Por karilayn.areias

Rio - A crônica de hoje é para ser lida e ouvida, porque vou falar de música. É que escutei recentemente dois discos deliciosos — um cantado e outro tocado — e, sem querer entrar na seara do mestre Mauro Ferreira, comento e divido a boa impressão com os amigos.

O primeiro disco é o mais recente da cantora Rosa Passos, intérprete que tem uma das vozes mais delicadas da MPB, reapresentando canções de três craques do verso e da melodia. Rosa canta como se estivesse falando umas bobagens bonitas no ouvido da gente. Como tudo o que seleciona e apresenta é bonito, pois escolher repertório é uma de suas grandes qualidades de intérprete, e bobagem em baianês quer dizer coisa boa e não coisa boba, ela está sempre nos emocionando, a cada novo disco.
Este que acaba de sair chama-se ‘Rosa Passos Canta Ary, Tom e Caymmi’ (Biscoito Fino). Com certeza não precisa, mas vamos lembrar que Ary é o Barroso, Tom é Jobim e Caymmi é ele mesmo, Dorival.
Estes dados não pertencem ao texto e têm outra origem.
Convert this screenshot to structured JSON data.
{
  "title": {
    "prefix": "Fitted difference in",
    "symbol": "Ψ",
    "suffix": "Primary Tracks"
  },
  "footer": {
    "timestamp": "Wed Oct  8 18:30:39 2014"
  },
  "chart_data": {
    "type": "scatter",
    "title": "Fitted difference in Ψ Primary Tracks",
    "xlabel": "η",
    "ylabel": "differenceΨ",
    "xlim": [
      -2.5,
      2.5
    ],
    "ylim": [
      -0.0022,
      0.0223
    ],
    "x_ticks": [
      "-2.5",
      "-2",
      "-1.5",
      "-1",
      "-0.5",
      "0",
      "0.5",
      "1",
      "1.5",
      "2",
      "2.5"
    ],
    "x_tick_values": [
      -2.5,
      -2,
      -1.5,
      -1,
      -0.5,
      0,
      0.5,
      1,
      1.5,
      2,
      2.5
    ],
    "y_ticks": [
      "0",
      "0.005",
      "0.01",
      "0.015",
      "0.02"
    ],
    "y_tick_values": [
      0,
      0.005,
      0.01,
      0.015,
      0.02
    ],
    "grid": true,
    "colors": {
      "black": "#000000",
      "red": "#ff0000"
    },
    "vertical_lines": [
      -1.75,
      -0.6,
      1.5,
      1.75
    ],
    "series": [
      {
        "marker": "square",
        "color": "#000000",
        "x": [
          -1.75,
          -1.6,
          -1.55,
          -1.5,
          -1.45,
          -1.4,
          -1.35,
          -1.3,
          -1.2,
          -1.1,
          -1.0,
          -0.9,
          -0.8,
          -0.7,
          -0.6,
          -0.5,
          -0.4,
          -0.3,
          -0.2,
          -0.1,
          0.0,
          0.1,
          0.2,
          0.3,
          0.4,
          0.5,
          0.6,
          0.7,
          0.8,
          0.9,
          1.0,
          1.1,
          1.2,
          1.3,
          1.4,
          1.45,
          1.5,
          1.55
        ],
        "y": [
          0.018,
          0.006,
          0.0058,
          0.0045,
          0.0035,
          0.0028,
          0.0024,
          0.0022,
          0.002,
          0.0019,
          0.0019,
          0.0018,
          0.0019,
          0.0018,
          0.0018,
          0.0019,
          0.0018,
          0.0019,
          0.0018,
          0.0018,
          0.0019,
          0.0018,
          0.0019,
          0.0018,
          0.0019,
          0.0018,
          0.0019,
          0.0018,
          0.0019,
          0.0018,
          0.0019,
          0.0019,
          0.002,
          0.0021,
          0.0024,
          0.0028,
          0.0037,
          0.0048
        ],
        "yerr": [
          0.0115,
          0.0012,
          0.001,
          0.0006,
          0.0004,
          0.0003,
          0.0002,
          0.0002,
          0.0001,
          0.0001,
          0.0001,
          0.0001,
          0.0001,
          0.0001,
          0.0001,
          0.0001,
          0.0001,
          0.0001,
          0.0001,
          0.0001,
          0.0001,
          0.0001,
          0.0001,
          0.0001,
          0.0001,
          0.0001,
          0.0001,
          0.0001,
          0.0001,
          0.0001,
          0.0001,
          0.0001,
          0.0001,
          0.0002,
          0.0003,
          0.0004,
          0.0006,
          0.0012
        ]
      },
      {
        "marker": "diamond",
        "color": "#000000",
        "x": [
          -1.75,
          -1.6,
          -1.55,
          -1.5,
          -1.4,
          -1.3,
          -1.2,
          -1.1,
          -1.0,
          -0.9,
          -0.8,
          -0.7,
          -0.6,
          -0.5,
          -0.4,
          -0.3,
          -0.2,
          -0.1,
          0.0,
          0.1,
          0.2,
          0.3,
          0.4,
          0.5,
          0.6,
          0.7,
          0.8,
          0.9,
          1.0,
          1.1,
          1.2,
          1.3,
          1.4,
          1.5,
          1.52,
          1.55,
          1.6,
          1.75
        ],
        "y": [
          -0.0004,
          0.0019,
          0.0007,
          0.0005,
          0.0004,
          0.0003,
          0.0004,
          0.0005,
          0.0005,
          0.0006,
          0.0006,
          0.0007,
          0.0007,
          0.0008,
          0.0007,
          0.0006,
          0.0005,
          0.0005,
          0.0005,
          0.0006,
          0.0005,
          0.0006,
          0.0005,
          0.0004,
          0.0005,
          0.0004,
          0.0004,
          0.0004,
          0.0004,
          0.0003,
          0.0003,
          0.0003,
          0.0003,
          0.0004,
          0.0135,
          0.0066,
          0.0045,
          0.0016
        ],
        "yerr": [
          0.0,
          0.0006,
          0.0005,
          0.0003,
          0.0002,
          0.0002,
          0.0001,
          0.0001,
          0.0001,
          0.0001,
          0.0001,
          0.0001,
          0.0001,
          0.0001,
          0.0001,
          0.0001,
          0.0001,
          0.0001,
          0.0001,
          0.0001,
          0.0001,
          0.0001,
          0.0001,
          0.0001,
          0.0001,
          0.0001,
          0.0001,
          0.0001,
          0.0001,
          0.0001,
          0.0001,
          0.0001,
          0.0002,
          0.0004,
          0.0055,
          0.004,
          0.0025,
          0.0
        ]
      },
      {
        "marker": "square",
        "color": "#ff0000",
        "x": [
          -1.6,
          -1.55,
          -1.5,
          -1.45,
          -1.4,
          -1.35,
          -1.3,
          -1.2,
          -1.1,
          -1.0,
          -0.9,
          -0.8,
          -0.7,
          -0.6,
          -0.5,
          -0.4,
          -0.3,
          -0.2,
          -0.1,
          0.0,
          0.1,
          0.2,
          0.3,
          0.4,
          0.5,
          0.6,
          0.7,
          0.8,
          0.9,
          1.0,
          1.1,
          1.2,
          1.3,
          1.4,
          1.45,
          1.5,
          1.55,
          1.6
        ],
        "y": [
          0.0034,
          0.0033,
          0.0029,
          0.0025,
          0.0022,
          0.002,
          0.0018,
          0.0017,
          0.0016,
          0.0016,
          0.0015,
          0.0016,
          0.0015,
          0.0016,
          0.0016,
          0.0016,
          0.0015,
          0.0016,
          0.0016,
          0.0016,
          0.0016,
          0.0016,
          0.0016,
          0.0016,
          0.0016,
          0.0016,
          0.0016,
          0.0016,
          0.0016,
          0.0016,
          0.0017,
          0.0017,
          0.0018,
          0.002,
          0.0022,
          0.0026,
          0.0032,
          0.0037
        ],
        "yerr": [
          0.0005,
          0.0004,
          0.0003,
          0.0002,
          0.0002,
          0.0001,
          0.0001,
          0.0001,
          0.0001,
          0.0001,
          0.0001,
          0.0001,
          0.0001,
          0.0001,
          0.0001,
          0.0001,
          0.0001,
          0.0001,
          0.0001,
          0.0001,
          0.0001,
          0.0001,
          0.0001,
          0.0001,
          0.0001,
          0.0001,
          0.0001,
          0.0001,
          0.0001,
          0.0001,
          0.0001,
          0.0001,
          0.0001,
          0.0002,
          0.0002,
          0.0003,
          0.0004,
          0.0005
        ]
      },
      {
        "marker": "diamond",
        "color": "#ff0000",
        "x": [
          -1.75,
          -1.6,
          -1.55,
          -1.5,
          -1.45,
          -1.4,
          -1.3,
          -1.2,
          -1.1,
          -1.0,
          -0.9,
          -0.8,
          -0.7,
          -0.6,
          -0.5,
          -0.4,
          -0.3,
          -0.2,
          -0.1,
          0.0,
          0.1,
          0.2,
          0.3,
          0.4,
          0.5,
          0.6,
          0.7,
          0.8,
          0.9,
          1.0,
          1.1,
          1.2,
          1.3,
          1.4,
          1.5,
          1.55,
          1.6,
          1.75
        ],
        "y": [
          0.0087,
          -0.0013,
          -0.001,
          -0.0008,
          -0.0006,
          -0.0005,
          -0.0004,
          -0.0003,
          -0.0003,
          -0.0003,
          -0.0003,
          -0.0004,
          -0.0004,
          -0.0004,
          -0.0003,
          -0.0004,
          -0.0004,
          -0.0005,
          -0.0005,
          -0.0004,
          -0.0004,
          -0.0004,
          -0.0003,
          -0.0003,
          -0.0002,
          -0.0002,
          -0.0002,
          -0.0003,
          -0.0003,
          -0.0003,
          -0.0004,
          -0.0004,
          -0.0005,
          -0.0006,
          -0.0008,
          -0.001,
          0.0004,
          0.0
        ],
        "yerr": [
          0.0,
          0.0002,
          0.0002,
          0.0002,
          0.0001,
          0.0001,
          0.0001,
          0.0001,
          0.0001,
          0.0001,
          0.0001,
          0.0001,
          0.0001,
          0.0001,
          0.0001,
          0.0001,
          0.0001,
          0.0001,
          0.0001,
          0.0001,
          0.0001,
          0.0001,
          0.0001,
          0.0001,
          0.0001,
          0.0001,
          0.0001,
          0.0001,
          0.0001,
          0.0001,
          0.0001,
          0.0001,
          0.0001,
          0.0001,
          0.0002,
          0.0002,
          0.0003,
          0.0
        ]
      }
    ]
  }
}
Pedras preciosas do precioso repertório dos três foram escolhidas por Rosa. São elas: ‘O Samba da Minha Terra’, ‘Um Vestido de Bolero’, ‘Marina’, ‘Só Louco’ e ‘Vatapá’, de Caymmi; ‘Inútil Paisagem’, ‘Garota de Ipanema’, ‘Vivo Sonhando’ e ‘Samba de Uma Nota Só’, de Tom (parcerias com Aloysio de Oliveira, Vinicius de Moraes e Newton Mendonça); e ‘Morena Boca de Ouro’, ‘Pra Machucar Meu Coração’, ‘Camisa Amarela’ e ‘Isso Aqui o Que É?’, de Ary.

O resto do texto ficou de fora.